3 QUESTIONS - I’m retired. I receive a Pension. Since December, the brokerage account with Fidelity pays me $ per month. Q1 - Am I supposed to be chill during this dip? I was thinking to payout $2,000 less per month. Q 2 - Is this a good idea? Also, my allocation is 60% stocks 40% bonds. Q 3 - Should I change this?
Q1: Are all basic expenses covered? Are minor luxuries covered? With current inflation do you feel worried month to month?
Q2: what would $2000/month less look like? Does your budget/expense tracking still cover everything with $2000 less?
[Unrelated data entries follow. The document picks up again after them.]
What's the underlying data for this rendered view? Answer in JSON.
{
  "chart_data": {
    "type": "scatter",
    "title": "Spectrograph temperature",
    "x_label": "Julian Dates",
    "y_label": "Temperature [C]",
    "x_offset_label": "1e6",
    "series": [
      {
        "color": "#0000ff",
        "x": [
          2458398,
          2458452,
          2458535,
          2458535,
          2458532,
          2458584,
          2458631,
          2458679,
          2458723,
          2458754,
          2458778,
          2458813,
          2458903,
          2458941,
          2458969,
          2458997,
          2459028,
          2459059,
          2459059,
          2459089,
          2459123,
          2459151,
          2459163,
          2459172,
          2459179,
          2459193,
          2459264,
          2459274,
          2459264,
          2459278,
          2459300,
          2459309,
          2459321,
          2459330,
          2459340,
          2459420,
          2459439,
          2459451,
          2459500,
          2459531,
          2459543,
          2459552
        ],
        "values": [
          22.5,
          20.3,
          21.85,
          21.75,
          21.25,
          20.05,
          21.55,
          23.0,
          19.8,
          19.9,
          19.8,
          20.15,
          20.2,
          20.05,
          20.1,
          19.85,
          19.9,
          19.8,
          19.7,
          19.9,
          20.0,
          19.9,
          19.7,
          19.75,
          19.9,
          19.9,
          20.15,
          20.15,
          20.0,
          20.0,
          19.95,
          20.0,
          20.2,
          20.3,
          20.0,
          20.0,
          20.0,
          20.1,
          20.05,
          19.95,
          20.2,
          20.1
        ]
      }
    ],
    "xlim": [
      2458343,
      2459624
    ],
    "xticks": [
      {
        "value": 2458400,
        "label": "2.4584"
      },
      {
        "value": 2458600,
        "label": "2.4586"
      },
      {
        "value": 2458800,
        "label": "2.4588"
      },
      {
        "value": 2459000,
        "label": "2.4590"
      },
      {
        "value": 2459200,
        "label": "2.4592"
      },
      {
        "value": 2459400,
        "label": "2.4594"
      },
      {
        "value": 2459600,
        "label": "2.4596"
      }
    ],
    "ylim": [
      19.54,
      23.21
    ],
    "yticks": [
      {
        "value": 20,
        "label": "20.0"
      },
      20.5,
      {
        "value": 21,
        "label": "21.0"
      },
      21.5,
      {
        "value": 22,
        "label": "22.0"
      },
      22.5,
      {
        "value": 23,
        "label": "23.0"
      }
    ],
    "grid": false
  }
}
How would this affect your day-to-day/week-to-week?
Q3: See chart, review your financial plan. Decide if you should change it. (I’m not a CFP, not investing advice…liability disclaimer yada yada)
Thank you for your graphs. I retired and invested my $ in a brokerage account in December, so I’ve taken a hit of around 14%+ like everyone else. My $1.1 mil account is around $968,000 today. Wow.
I decided to withdraw $1,000 less each month starting in June 2022. And withdraw $1,000 less each month 10 years from now, and $1,000 less each month 20 years from now to allow the brokerage account to grow. I’m going to try to depend on my pension and social security more. I’ve read that we spend less as we age. The most expensive years are the first 10 years of retirement when we have the energy and desire to travel, etc.
I changed the allocation of my portfolio to 65% stocks and 35% bonds to take advantage of lower priced stocks. I might go up to 70% stocks. When the market recovers, I will check in with myself.
Can I take this rise and fall? How much longer can I take this risk? Ultimately, rebalance to 50-50 stocks and bonds.
The risk is real when retired and living on passive income.
I’m looking at returning to teaching part-time – maybe a 20% job, to get me through this period. This market stresses me out a little. Though people are worried about a recession, it seems there is lots of consumer spending and a lack of some products like cars – not what you’d see during a regular recession. So it’s inflation we are worried about?
Looking forward to the market looking better soon.
Do you know what your estimated safe withdrawal rate is?
Your spending may be lower but don’t forget to account for rising healthcare costs.
@ShaneSideris is more of an expert in this area and he might be able to provide some more guidance in this arena.